Biblical Archaeology: Ancient Israel
Biblical archaeology then turns to the evidence for the early Israelites. The Merneptah Stele (also known as the Israel Stele) is an upright stone slab measuring over seven feet tall that contains carved hieroglyphic text dating to approximately 1230 BC. The Egyptian stele describes the military victories of Pharaoh Merneptah and includes the earliest mention of "Israel" outside the Bible. Although the specific battles covered by the stele are not included in the Bible, the stele establishes extra-biblical evidence that the Israelites were already living as a people in ancient Canaan by 1230 BC. In addition to the Stele, a large wall picture was discovered in the great Karnak Temple of Luxor (ancient Thebes), which shows battle scenes between the Egyptians and Israelites. These scenes have also been attributed to Pharaoh Merneptah and date to approximately 1209 BC. The Karnak Temple also contains records of Pharaoh Shishak's military victories about 280 years later. Specifically, the Shishak Relief depicts Egypt's victory over King Rehoboam in about 925 BC, when Solomon's Temple in Judah was plundered. This is the exact event mentioned in 1 Kings 14 and 2 Chronicles 12.
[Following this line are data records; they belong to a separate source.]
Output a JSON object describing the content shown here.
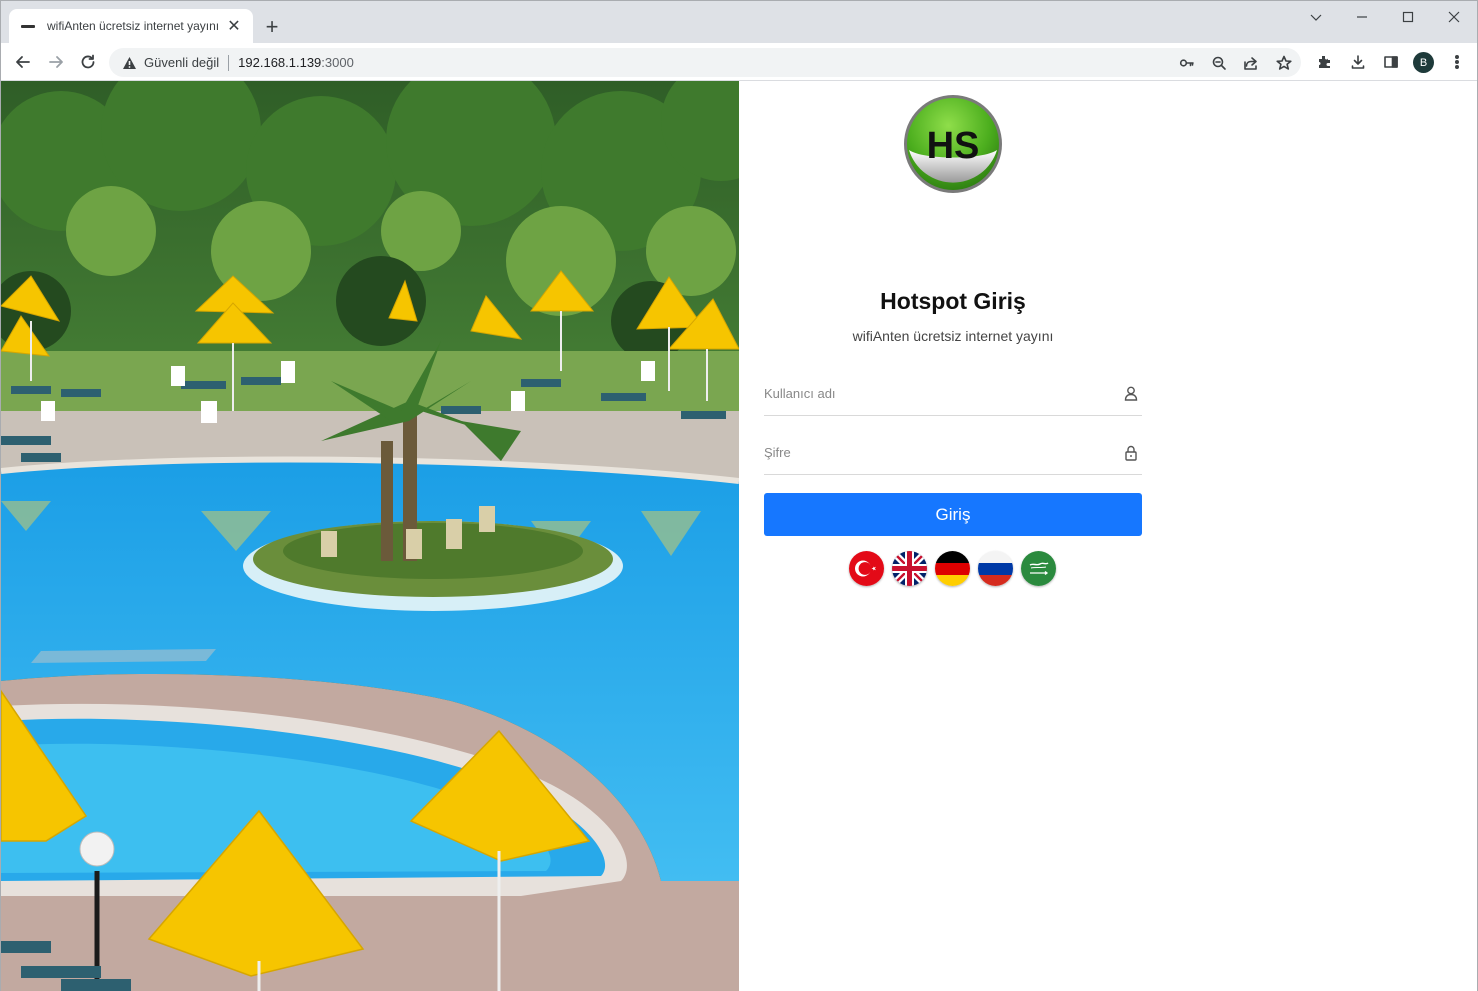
{
  "browser": {
    "tab": {
      "title": "wifiAnten ücretsiz internet yayını",
      "close": "✕"
    },
    "new_tab": "+",
    "address_bar": {
      "security_label": "Güvenli değil",
      "url_host": "192.168.1.139",
      "url_port": ":3000"
    },
    "profile_initial": "B"
  },
  "login": {
    "logo_text": "HS",
    "title": "Hotspot Giriş",
    "subtitle": "wifiAnten ücretsiz internet yayını",
    "username_placeholder": "Kullanıcı adı",
    "password_placeholder": "Şifre",
    "submit_label": "Giriş",
    "languages": [
      {
        "code": "tr",
        "icon": "turkey-flag-icon"
      },
      {
        "code": "en",
        "icon": "uk-flag-icon"
      },
      {
        "code": "de",
        "icon": "germany-flag-icon"
      },
      {
        "code": "ru",
        "icon": "russia-flag-icon"
      },
      {
        "code": "ar",
        "icon": "saudi-arabia-flag-icon"
      }
    ]
  },
  "colors": {
    "primary_button": "#1677ff",
    "logo_green": "#4cae1e"
  }
}
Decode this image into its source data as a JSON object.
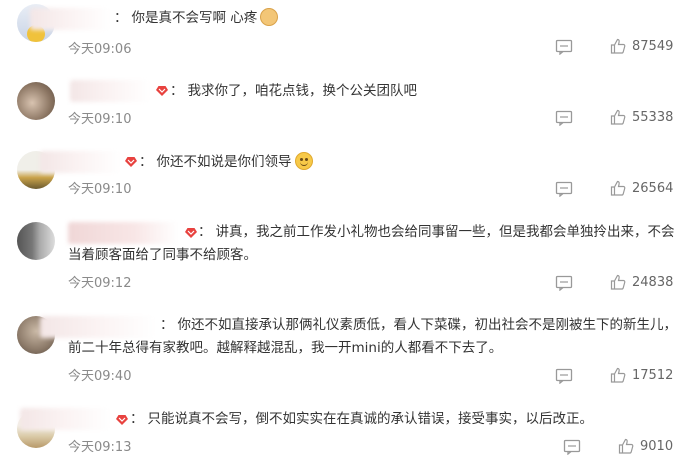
{
  "comments": [
    {
      "separator": "：",
      "text": "你是真不会写啊 心疼",
      "emoji": "doge-icon",
      "time": "今天09:06",
      "likes": "87549"
    },
    {
      "separator": "：",
      "text": "我求你了，咱花点钱，换个公关团队吧",
      "time": "今天09:10",
      "likes": "55338"
    },
    {
      "separator": "：",
      "text": "你还不如说是你们领导",
      "emoji": "smile-icon",
      "time": "今天09:10",
      "likes": "26564"
    },
    {
      "separator": "：",
      "text": "讲真，我之前工作发小礼物也会给同事留一些，但是我都会单独拎出来，不会当着顾客面给了同事不给顾客。",
      "time": "今天09:12",
      "likes": "24838"
    },
    {
      "separator": "：",
      "text": "你还不如直接承认那俩礼仪素质低，看人下菜碟，初出社会不是刚被生下的新生儿，前二十年总得有家教吧。越解释越混乱，我一开mini的人都看不下去了。",
      "time": "今天09:40",
      "likes": "17512"
    },
    {
      "separator": "：",
      "text": "只能说真不会写，倒不如实实在在真诚的承认错误，接受事实，以后改正。",
      "time": "今天09:13",
      "likes": "9010"
    }
  ],
  "colors": {
    "text": "#333333",
    "time": "#8a8a8a",
    "badge": "#e8423f",
    "icon": "#999999"
  }
}
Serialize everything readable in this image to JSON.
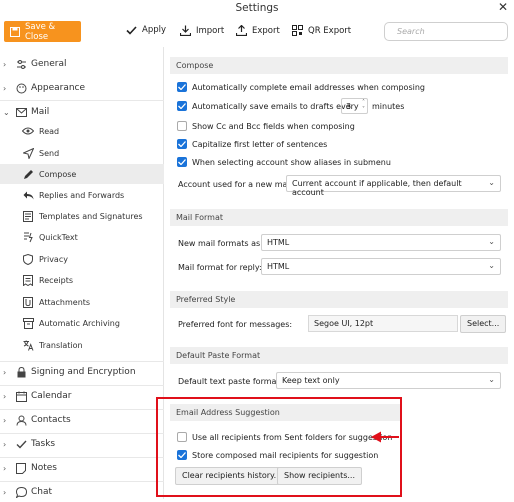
{
  "window": {
    "title": "Settings",
    "close_glyph": "✕"
  },
  "toolbar": {
    "save_close": "Save & Close",
    "apply": "Apply",
    "import": "Import",
    "export": "Export",
    "qr_export": "QR Export",
    "search_placeholder": "Search"
  },
  "sidebar": {
    "general": "General",
    "appearance": "Appearance",
    "mail": "Mail",
    "mail_items": [
      "Read",
      "Send",
      "Compose",
      "Replies and Forwards",
      "Templates and Signatures",
      "QuickText",
      "Privacy",
      "Receipts",
      "Attachments",
      "Automatic Archiving",
      "Translation"
    ],
    "signing": "Signing and Encryption",
    "calendar": "Calendar",
    "contacts": "Contacts",
    "tasks": "Tasks",
    "notes": "Notes",
    "chat": "Chat"
  },
  "compose": {
    "header": "Compose",
    "opt1": "Automatically complete email addresses when composing",
    "opt2a": "Automatically save emails to drafts every",
    "opt2_value": "3",
    "opt2b": "minutes",
    "opt3": "Show Cc and Bcc fields when composing",
    "opt4": "Capitalize first letter of sentences",
    "opt5": "When selecting account show aliases in submenu",
    "account_label": "Account used for a new mail",
    "account_value": "Current account if applicable, then default account"
  },
  "mail_format": {
    "header": "Mail Format",
    "new_label": "New mail formats as:",
    "new_value": "HTML",
    "reply_label": "Mail format for reply:",
    "reply_value": "HTML"
  },
  "preferred_style": {
    "header": "Preferred Style",
    "font_label": "Preferred font for messages:",
    "font_value": "Segoe UI, 12pt",
    "select_button": "Select..."
  },
  "paste": {
    "header": "Default Paste Format",
    "label": "Default text paste format:",
    "value": "Keep text only"
  },
  "suggestion": {
    "header": "Email Address Suggestion",
    "opt1": "Use all recipients from Sent folders for suggestion",
    "opt2": "Store composed mail recipients for suggestion",
    "clear_button": "Clear recipients history...",
    "show_button": "Show recipients..."
  },
  "colors": {
    "accent": "#f7931e",
    "checkbox": "#1a73d9",
    "highlight": "#e0101a"
  }
}
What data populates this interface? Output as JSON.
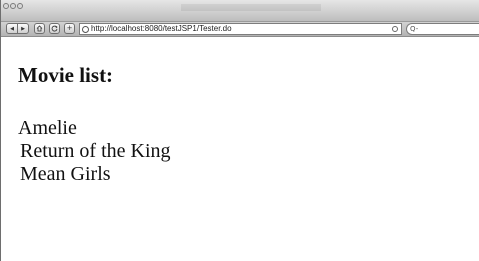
{
  "browser": {
    "url": "http://localhost:8080/testJSP1/Tester.do",
    "buttons": {
      "back_icon": "◀",
      "forward_icon": "▶",
      "home_icon": "home-icon",
      "reload_icon": "reload-icon",
      "add_icon": "+"
    },
    "search_icon": "Q-"
  },
  "page": {
    "heading": "Movie list:",
    "movies": [
      "Amelie",
      "Return of the King",
      "Mean Girls"
    ]
  }
}
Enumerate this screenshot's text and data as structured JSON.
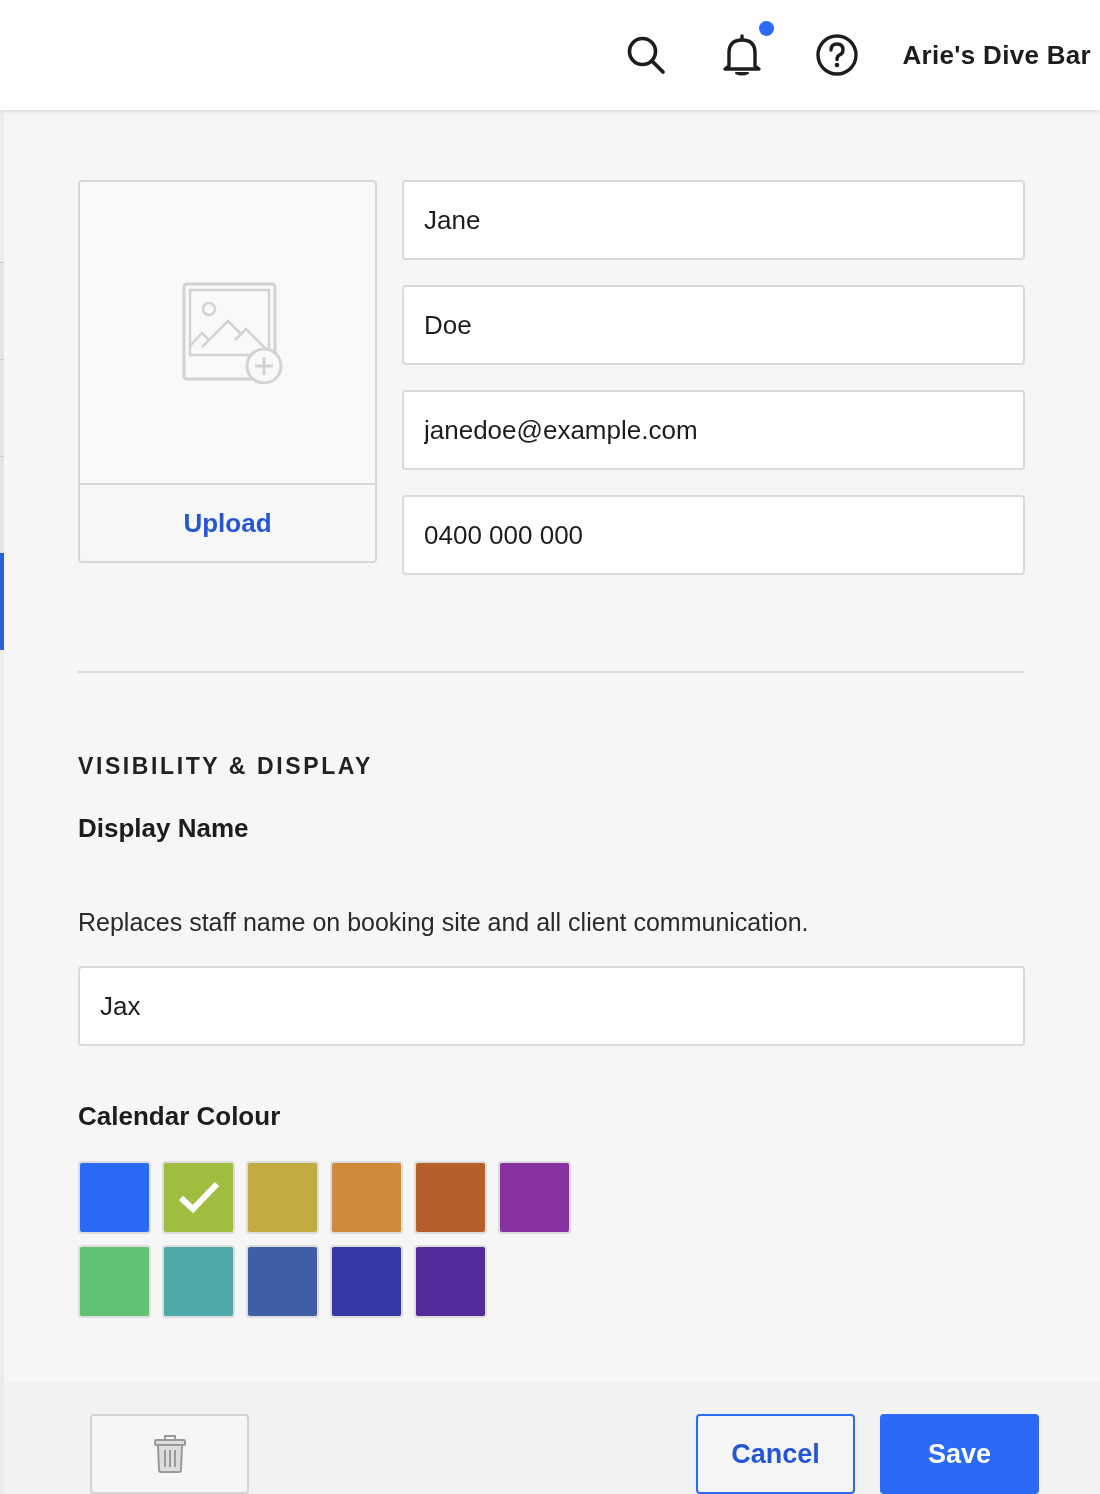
{
  "header": {
    "account_name": "Arie's Dive Bar",
    "notification_badge": true
  },
  "sidebar": {
    "items": [
      {
        "selected": false
      },
      {
        "selected": false
      },
      {
        "selected": false
      },
      {
        "selected": true
      }
    ]
  },
  "profile": {
    "photo": {
      "upload_label": "Upload"
    },
    "fields": [
      {
        "value": "Jane"
      },
      {
        "value": "Doe"
      },
      {
        "value": "janedoe@example.com"
      },
      {
        "value": "0400 000 000"
      }
    ]
  },
  "visibility": {
    "heading": "VISIBILITY & DISPLAY",
    "display_name": {
      "label": "Display Name",
      "description": "Replaces staff name on booking site and all client communication.",
      "value": "Jax"
    },
    "calendar_colour": {
      "label": "Calendar Colour",
      "swatches": [
        {
          "color": "#2b6af5",
          "selected": false
        },
        {
          "color": "#9fbe40",
          "selected": true
        },
        {
          "color": "#c1ab40",
          "selected": false
        },
        {
          "color": "#cf893a",
          "selected": false
        },
        {
          "color": "#b5602a",
          "selected": false
        },
        {
          "color": "#8633a0",
          "selected": false
        },
        {
          "color": "#62c274",
          "selected": false
        },
        {
          "color": "#50a9a9",
          "selected": false
        },
        {
          "color": "#3f5ea5",
          "selected": false
        },
        {
          "color": "#3538a5",
          "selected": false
        },
        {
          "color": "#532c9a",
          "selected": false
        }
      ]
    }
  },
  "footer": {
    "buttons": [
      {
        "kind": "delete"
      },
      {
        "kind": "secondary",
        "label": "Cancel"
      },
      {
        "kind": "primary",
        "label": "Save"
      }
    ]
  }
}
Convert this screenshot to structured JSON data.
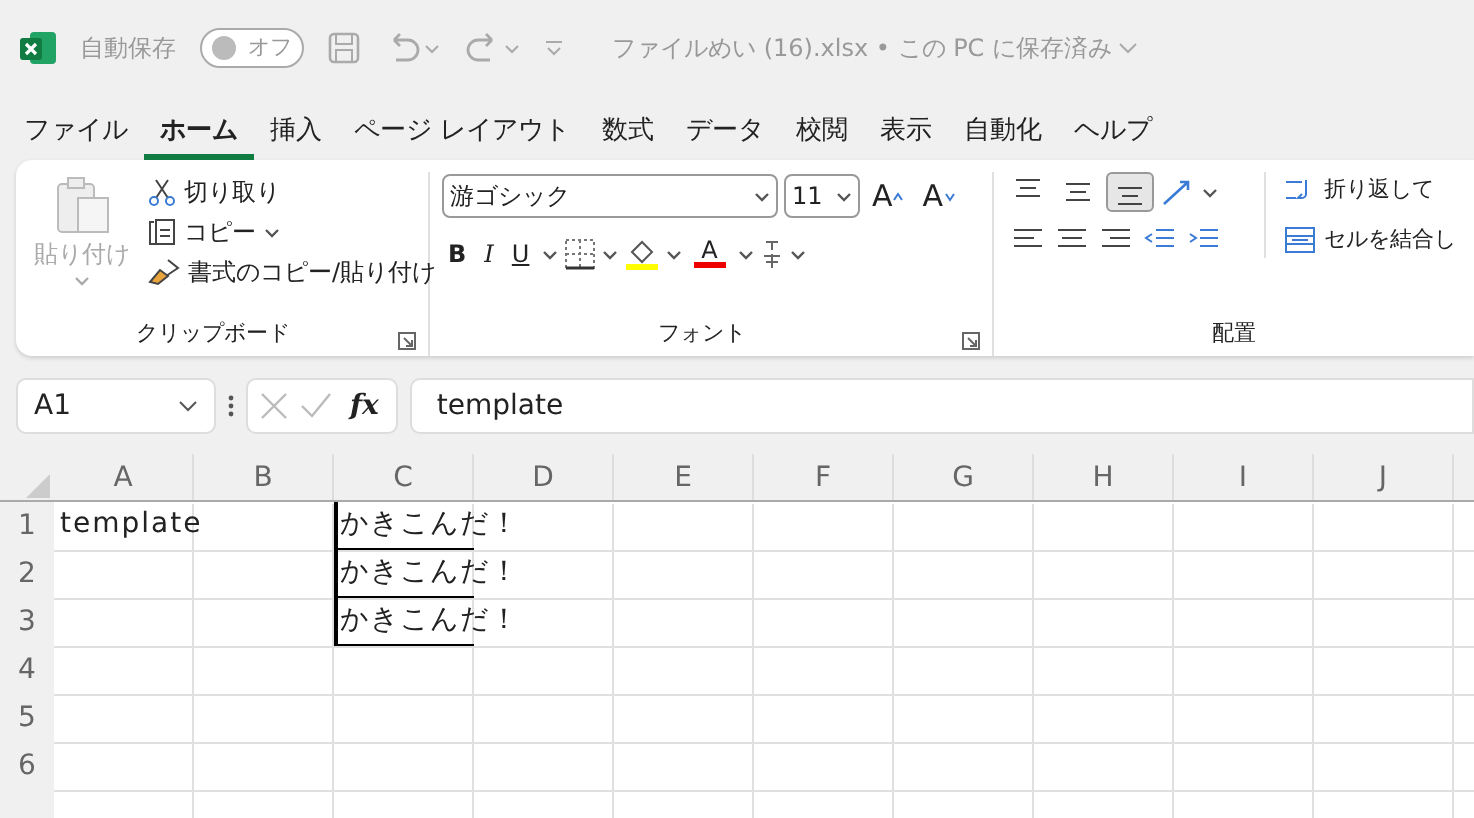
{
  "title_bar": {
    "autosave_label": "自動保存",
    "autosave_toggle": {
      "label": "オフ",
      "on": false
    },
    "file_title": "ファイルめい (16).xlsx • この PC に保存済み"
  },
  "tabs": [
    {
      "label": "ファイル",
      "selected": false
    },
    {
      "label": "ホーム",
      "selected": true
    },
    {
      "label": "挿入",
      "selected": false
    },
    {
      "label": "ページ レイアウト",
      "selected": false
    },
    {
      "label": "数式",
      "selected": false
    },
    {
      "label": "データ",
      "selected": false
    },
    {
      "label": "校閲",
      "selected": false
    },
    {
      "label": "表示",
      "selected": false
    },
    {
      "label": "自動化",
      "selected": false
    },
    {
      "label": "ヘルプ",
      "selected": false
    }
  ],
  "ribbon": {
    "clipboard": {
      "paste": {
        "label": "貼り付け",
        "disabled": true
      },
      "cut": "切り取り",
      "copy": "コピー",
      "format_painter": "書式のコピー/貼り付け",
      "group_label": "クリップボード"
    },
    "font": {
      "font_name": "游ゴシック",
      "font_size": "11",
      "grow": "A",
      "shrink": "A",
      "bold": "B",
      "italic": "I",
      "underline": "U",
      "font_color": "A",
      "group_label": "フォント"
    },
    "alignment": {
      "vertical_align": [
        {
          "selected": false
        },
        {
          "selected": false
        },
        {
          "selected": true
        }
      ],
      "wrap_text": "折り返して",
      "merge": "セルを結合し",
      "group_label": "配置"
    }
  },
  "formula_bar": {
    "name_box": "A1",
    "fx": "fx",
    "formula": "template"
  },
  "sheet": {
    "columns": [
      "A",
      "B",
      "C",
      "D",
      "E",
      "F",
      "G",
      "H",
      "I",
      "J"
    ],
    "rows": [
      {
        "label": "1",
        "cells": [
          {
            "kind": "plain",
            "text": "template"
          },
          {
            "kind": "plain"
          },
          {
            "kind": "bordered",
            "text": "かきこんだ！"
          }
        ]
      },
      {
        "label": "2",
        "cells": [
          {
            "kind": "plain"
          },
          {
            "kind": "plain"
          },
          {
            "kind": "bordered",
            "text": "かきこんだ！"
          }
        ]
      },
      {
        "label": "3",
        "cells": [
          {
            "kind": "plain"
          },
          {
            "kind": "plain"
          },
          {
            "kind": "bordered",
            "text": "かきこんだ！"
          }
        ]
      },
      {
        "label": "4",
        "cells": []
      },
      {
        "label": "5",
        "cells": []
      },
      {
        "label": "6",
        "cells": []
      }
    ]
  }
}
Outside Egypt, we also discover a wealth of evidence for the early Israelites. The Moabite Stone (Mesha Stele) is a three-foot stone slab discovered near Dibon ,East of the Dead Sea, that describes the reign of Mesha, King of Moab, around 850 BC. According to Genesis 19, the Moabites were neighbors of the Israelites. The stele covers victories by King Omri and Ahab of Israel against Moab, and Mesha's later victories on behalf of Moab against King Ahab's descendants (2 Kings 3). The Black Obelisk of Shalmaneser is a seven-foot, four-sided pillar of basalt that describes the victories of King Shalmaneser III of Assyria. Dated to about 841 BC, the Obelisk was discovered in the ancient palace of Nimrud and shows Israel's King Jehu kneeling before the Assyrian king in humble tribute (see 2 Kings 9-10).

Biblical Archaeology: The House of David and Solomon's Temple
Biblical archaeology covering ancient Israeli kings and culture received a huge lift in 1994 when archaeologists discovered a stone inscription at the ancient city of Dan, which refers to the "House of David." The House of David Inscription (Tel Dan Inscription) is important because it's the first ancient reference to King David outside the Bible. Specifically, the stone is a victory pillar of a King in Damascus dated about 250 years after David's reign, which mentions a "king of Israel" (probably Joram, son of Ahab) and a king of the "House of David" (probably Ahaziah of Judah). Another important find is the House of Yahweh Ostracon, which is a pottery shard dated to about 800 BC that contains a written receipt for a donation of silver shekels to Solomon's Temple. Written approximately 130 years after the completion of the Temple, this appears to be the earliest mention of Solomon's Temple outside the Bible.